WL : Comment Toronto peut-elle mieux répondre aux besoins d’accessibilité dans les salles de concert ?
SF : C’est une vaste question, et il y a tellement de choses à énumérer, et elles s’appliqueraient à toutes les villes. Quelques exemples : offrir du matériel de réduction des risques, de l’eau gratuite, des espaces de déstimulation et même réserver des musiciens et des DJ Crip. Cependant, à Toronto en particulier, il nous faut absolument des toilettes au rez-de-chaussée. Le fait que les toilettes de cette ville soient presque toujours situées au sous-sol est vraiment brutal.

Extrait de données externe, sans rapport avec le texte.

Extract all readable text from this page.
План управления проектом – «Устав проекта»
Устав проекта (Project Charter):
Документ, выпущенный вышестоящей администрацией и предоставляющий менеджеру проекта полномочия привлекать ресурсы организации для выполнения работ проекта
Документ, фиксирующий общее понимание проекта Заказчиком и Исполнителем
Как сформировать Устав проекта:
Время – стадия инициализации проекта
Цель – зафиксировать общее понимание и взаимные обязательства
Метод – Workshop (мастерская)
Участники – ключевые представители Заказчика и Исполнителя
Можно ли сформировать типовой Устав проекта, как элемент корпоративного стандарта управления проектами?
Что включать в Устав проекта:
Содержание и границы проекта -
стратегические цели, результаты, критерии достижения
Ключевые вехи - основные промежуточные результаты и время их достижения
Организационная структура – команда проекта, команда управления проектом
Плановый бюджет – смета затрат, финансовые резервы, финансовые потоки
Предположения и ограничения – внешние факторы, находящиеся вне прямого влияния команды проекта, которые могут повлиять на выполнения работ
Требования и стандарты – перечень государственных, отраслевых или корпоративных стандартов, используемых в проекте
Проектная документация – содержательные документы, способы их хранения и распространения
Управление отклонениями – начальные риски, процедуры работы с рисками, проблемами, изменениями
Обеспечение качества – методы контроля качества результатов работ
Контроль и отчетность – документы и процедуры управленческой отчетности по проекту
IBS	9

WL : Avez-vous des nouvelles à partager concernant Stefana Fratila ?

SF : J'ai travaillé sur plusieurs très beaux films cette année, dont un dont j'ai composé la musique (« Aida non plus ») et un autre dont j'ai assuré la conception sonore (« Measures for a Funeral »), et tous deux viennent d'être présentés en avant-première au TIFF. Avec Measures, j'ai vécu une expérience très enrichissante et créative en travaillant avec la réalisatrice (Sofia Bohdanowicz), qui était très ouverte à mon approche non conventionnelle. Par exemple, nous avons visité la tombe du sujet du film (la violoniste Kathleen Parlow) avec des microphones électromagnétiques et j'ai intégré ces sons à la conception du film. Le film parle de deuil et cela nous a semblé une façon de rendre hommage à Kathleen et de lui permettre de s'adresser au public. Collaborer sur des films est une expérience merveilleuse, et j'aborde mon travail cinématographique comme un musicien et un artiste sonore. J'espère que davantage de spectateurs pourront bientôt entendre ces films au cinéma.

Ne manquez pas Stefana Fratila le 27 septembre à la salle paroissiale Sainte-Anne avec des visuels de Diana Lynn VanderMeulen. Les billets sont disponibles dès maintenant !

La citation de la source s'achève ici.